(Helsinki) – Was tun Arbeitslose, wenn sie Monat für Monat 560 Euro aufs Konto bekommen und dafür keinerlei Bedingungen erfüllen müssen? Finnland will das in einem großen Versuch herausfinden. Die Leiterin der Studie hat große Hoffnungen. Finnland wagt das Experiment mit dem bedingungslosen Grundeinkommen. 2.000 Arbeitslose wurden für den weltweit ersten test dieser Art ausgelost. Das Ziel: Weniger Bürokratie und mehr Anreize bei der Jobsuche.

Als erster europäischer Staat testet Finnland das bedingungslose Grundeinkommen auf nationaler Ebene. Mit dem Experiment will das nordeuropäische Land herausfinden, ob ein Grundeinkommen das soziale System des Landes vereinfachen und mehr Menschen in Jobs bringen kann. Dafür sollen ab Januar 2.000 zufällig ausgewählte Arbeitslose anstelle von Arbeitslosengeld 560 Euro im Monat bekommen. Bedingungen sind nicht daran geknüpft. Das Geld muss nicht versteuert werden. Auch kann man ohne finanzielle Nachteile etwas dazu verdienen.

Probanden wurden ausgelost

Wie Projektleiterin Marjukka Turunen vom finnischen Sozialversicherungsinstitut Kela sagte, ist Finnland sogar das weltweit erste Land, das ein bedingungsloses Grundeinkommen auch tatsächlich auszahlt.

Laut Turunen erfahren die Probanden erst kurz vor Silvester, dass sie Teil des Tests sind. Die Männer und Frauen wurden unter allen Personen zwischen 25 und 58 Jahren, die im November 2016 in Finnland Arbeitslosengeld oder -unterstützung bekommen haben, ausgelost. Ablehnen können die Betroffenen ihre Teilnahme nicht.

Motivation zur Jobsuche

Das finnische Sozialversicherungsinstitut Kela erhofft sich von dem Experiment, dass Sozialleistungsempfänger wieder zum Arbeiten motiviert werden.
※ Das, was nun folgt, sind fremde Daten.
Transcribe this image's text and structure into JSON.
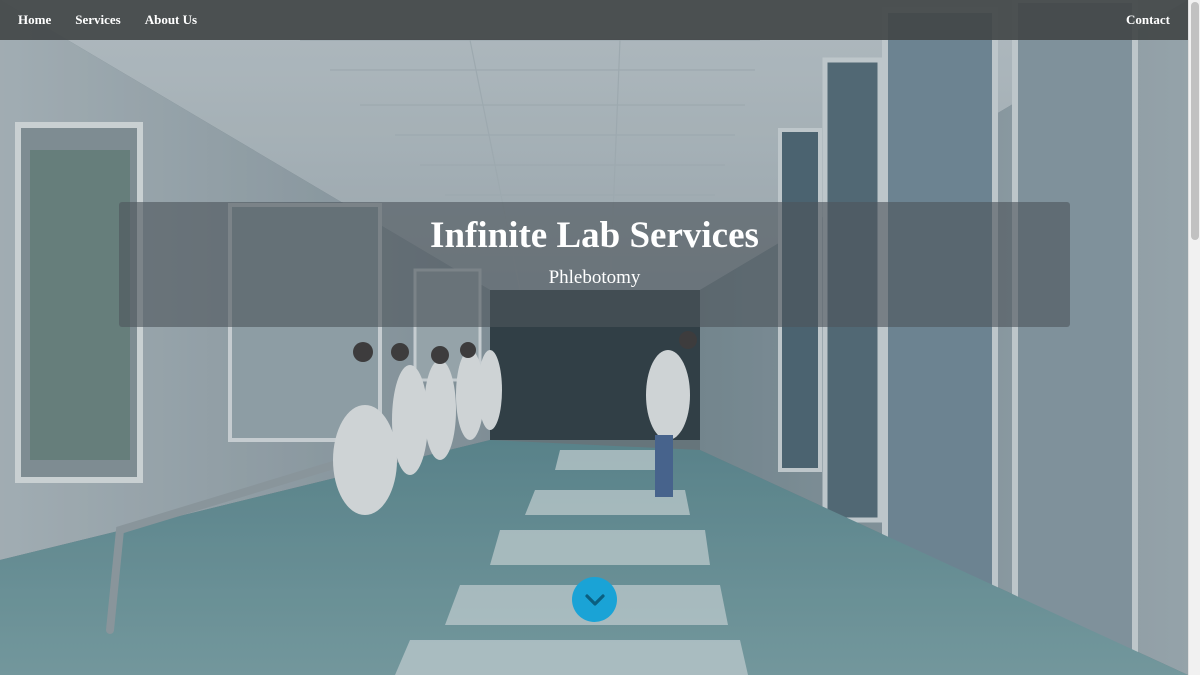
{
  "nav": {
    "left_links": [
      {
        "label": "Home"
      },
      {
        "label": "Services"
      },
      {
        "label": "About Us"
      }
    ],
    "right_link": {
      "label": "Contact"
    }
  },
  "hero": {
    "title": "Infinite Lab Services",
    "subtitle": "Phlebotomy",
    "scroll_icon": "chevron-down-icon"
  },
  "colors": {
    "nav_bg": "#424648",
    "scroll_button": "#1aa3d6",
    "text": "#ffffff"
  }
}
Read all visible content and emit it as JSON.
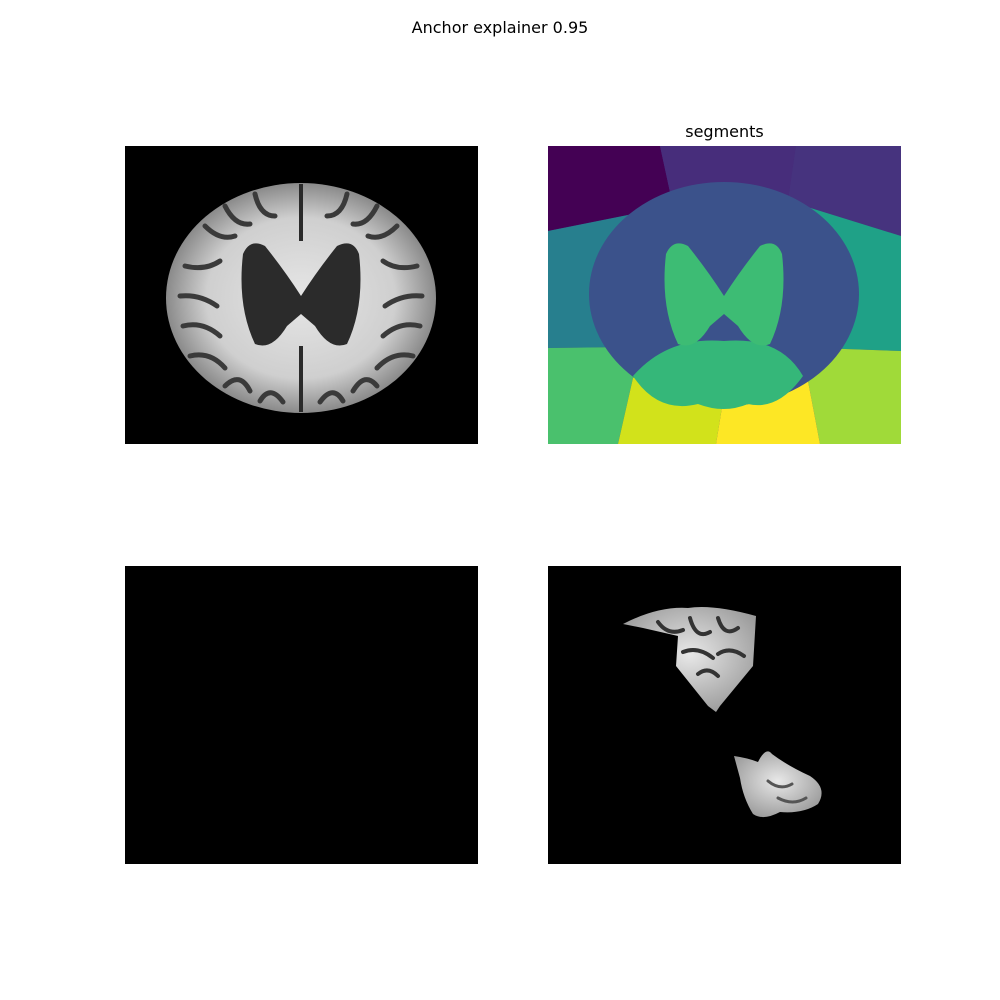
{
  "figure": {
    "suptitle": "Anchor explainer 0.95"
  },
  "panels": {
    "original": {
      "title": ""
    },
    "segments": {
      "title": "segments"
    },
    "empty": {
      "title": ""
    },
    "anchor": {
      "title": ""
    }
  },
  "colors": {
    "background": "#ffffff",
    "image_background": "#000000",
    "segment_palette": [
      "#440154",
      "#46337e",
      "#365c8d",
      "#277f8e",
      "#1fa187",
      "#4ac16d",
      "#a0da39",
      "#d2e21b",
      "#fde725"
    ]
  }
}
Bisher nehmen viele Empfänger von Sozialleistungen dem Institut zufolge keine Jobs an, weil sie nach Abzug der Steuern oft schlechter dastünden.

Außerdem soll nach Angaben von Kela-Projektleitrein Turunen mit dem Grundeinkommen Bürokratie abgebaut werden. Wer bisher in Finnland arbeitslos ist, müsse ständig Formulare ausfüllen und Anträge stellen. Das sei bei dem bedingungslosen Grundeinkommen nicht mehr notwendig. Außerdem gebe es den Menschen finanzielle Sicherheit, da sie sich darauf verlassen könnten, dass das Geld pünktlich fließe.

Die Behörden sollen die Grundeinkommensempfänger übrigens während des Tests nicht überwachen, da man sonst fürchtet, das Testergebnis zu beeinflussen.

Experiment läuft zwei Jahre

Der Test des bedingungslosen Grundeinkommens war im Juni 2015 im Koalitionsvertrag der finnischen Regierungsparteien verankert worden. Das Experiment ist zunächst auf zwei Jahre angesetzt. Den Plänen zufolge soll es nach einem Jahr auf noch mehr Personen ausgeweitet werden. Die Gelder dafür sind allerdings noch nicht von der Regierung gebilligt.